When I first saw Double Indemnity 40 years after it was made I knew nothing of Raymond Chandler (screenwriter), Billy Wilder (screenwriter/director), or James M. Cain (who wrote the novel). I was unaware of the tension Chandler and Wilder had in writing the script—I just knew it was a great film. (I did know Fred MacMurray from the TV show My Three Sons, so it did take some effort seeing him as the bad guy.)

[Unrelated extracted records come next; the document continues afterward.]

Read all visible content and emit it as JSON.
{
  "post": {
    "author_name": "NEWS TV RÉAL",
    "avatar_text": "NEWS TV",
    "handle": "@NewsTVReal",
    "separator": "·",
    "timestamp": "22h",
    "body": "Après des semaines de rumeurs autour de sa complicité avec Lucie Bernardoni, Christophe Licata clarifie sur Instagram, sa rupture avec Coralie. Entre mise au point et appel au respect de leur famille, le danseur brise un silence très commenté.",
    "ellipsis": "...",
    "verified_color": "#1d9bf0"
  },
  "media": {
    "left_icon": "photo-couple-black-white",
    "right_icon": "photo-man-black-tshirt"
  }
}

It would be interesting to see what Raymond Chandler would write today about Hollywood, independent filmmaking, global cinema, and even television. But he did end his 1945 essay with a little hope:
“In spite of all I have said, the writers of Hollywood are winning their battle for prestige. More and more of them are becoming showmen in their own right, producers and directors of their own screenplays. Let us be glad for their additional importance and power, and not examine the artistic result too critically. The boys make good (and some of them might even make good pictures). Let us rejoice together, for the tendency to become showmen is well in the acceptable tradition of the literary art as practiced among the cameras.
Raymond Chandler
Writers in HollywoodChandler would have liked Joe Eszterhas a lot. And I imagine if Chandler were alive to watch the 2008 Academy Awards he would have smiled when screenwriter/”showman” Diablo Cody won her Oscar for Juno and simply said, “You go girl.” And I think he’d be proud—and amazed— of the modern filmmakers that produced Winter’s Bone, The Artist, and Life of Pi.
To paraphrase what David Mamet said of theater, “Cinema is always dying, and always being reborn.”